FRA, a research and analysis consultancy, claims that the new code will help to boost the number of trees planted in the UK, which, in turn, could help reduce the country’s carbon emissions significantly.
The Forestry Commission stated that the new Woodland Carbon Code provides ‘a consistent national approach as well as clarity and transparency to potential investors about just what their money should buy them’. The press release issued by the Commission this week explains that tree planting helps counteract the damaging effects of fossil fuel burning as trees absorb carbon while releasing oxygen into the atmosphere.
FRA’s analysis partner, Peter Collins, added, “We always support attempts to encourage more investment in forestry projects all over the world. Attracting investment is key to both the developed world and to emerging economies, such as Brazil and Indonesia, which both have the additional concern of controlling illegal logging.”
FRA support projects such as the one operated by Greenwood Management in Brazil, which directs foreign investment into developing sustainable plantations of non-native trees, such as eucalyptus and teak.
In co-ordination with the new Woodland Carbon Code, the UK government’s Department of Energy, Food and Rural Affairs (DEFRA), has also changed the guidelines on how organizations need to report their emissions or greenhouse gas removals through Carbon Code projects.
“We now have the means to capitalise on some very significant funding opportunities and attract very welcome new woods and forests for everyone’s benefit,” stated Pam Warhurst, the Chair of the Forestry Commission.

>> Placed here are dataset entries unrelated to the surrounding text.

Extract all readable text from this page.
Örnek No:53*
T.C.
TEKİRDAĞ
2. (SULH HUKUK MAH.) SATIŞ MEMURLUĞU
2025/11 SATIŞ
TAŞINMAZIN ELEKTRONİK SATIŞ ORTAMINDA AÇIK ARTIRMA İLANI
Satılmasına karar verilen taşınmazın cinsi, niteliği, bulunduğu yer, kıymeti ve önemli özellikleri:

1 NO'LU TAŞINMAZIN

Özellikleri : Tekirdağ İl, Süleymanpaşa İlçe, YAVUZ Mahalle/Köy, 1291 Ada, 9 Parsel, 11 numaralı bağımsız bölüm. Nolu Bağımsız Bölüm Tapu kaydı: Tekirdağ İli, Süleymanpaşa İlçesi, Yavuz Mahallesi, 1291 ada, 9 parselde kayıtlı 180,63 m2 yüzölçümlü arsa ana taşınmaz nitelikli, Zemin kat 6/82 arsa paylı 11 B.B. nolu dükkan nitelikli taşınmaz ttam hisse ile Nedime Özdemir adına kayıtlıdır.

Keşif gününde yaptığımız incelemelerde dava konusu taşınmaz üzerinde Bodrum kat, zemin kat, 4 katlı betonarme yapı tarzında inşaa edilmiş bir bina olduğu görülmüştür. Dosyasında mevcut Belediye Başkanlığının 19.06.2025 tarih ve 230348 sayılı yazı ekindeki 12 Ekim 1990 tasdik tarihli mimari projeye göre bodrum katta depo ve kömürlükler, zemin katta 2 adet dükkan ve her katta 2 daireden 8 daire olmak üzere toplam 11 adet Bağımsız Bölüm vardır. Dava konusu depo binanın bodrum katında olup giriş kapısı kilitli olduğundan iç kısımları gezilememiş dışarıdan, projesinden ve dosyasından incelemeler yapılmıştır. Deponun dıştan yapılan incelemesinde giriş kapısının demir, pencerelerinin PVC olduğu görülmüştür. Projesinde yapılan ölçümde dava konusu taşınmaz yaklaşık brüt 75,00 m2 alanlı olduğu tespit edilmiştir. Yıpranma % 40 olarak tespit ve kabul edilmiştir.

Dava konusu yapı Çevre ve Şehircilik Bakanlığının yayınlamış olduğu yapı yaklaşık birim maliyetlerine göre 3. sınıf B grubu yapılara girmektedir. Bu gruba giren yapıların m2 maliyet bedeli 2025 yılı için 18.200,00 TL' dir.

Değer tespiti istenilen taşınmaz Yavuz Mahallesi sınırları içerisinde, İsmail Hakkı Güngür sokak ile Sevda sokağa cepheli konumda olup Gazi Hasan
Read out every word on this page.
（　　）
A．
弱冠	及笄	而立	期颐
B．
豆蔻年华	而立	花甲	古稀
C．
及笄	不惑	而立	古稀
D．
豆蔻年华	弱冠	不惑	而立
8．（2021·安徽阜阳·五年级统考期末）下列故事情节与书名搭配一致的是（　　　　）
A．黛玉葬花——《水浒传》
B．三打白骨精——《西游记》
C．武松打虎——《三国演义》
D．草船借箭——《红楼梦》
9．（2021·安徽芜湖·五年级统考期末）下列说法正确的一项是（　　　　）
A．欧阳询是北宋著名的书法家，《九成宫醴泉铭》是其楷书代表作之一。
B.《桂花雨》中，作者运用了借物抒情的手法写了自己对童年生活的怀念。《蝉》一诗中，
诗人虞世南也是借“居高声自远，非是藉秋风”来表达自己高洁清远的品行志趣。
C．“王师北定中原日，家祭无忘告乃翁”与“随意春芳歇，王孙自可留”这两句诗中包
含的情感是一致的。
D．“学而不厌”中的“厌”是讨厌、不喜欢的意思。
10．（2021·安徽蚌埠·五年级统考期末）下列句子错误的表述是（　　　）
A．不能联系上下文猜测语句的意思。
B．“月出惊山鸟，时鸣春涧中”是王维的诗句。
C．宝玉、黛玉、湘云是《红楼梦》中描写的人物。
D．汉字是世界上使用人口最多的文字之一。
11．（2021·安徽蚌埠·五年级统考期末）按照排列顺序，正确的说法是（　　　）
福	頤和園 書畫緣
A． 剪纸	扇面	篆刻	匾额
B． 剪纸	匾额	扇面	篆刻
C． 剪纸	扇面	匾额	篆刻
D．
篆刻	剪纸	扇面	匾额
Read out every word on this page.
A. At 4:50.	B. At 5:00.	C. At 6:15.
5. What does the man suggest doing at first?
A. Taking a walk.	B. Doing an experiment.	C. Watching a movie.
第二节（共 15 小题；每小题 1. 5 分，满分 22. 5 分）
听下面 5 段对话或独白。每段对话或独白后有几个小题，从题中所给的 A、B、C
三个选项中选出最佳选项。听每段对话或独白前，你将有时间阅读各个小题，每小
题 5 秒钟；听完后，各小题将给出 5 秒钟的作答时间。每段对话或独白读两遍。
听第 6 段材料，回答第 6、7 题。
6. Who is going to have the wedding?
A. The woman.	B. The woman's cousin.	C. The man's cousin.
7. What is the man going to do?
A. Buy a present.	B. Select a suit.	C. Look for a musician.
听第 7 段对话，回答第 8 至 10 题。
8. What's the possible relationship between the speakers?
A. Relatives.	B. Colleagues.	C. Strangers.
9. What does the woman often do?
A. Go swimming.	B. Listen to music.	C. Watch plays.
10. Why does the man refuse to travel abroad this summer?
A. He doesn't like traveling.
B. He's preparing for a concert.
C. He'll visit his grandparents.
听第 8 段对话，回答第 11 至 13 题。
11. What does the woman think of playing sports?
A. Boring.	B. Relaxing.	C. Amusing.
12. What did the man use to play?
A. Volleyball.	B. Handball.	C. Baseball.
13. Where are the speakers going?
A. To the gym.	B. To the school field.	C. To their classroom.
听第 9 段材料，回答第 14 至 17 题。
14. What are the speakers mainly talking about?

Woodland projects need to be managed sustainably and to national standards in order to comply with the new code. They will need to use the recommended methods for estimating the amount of carbon that is to be captured, which will also need to meet with certain transparency criteria and will be certified by an independent party. “This code helps to clarify how investors’ money will benefit the environment and helps to clear up confusion about carbon capture," added Peter Collins.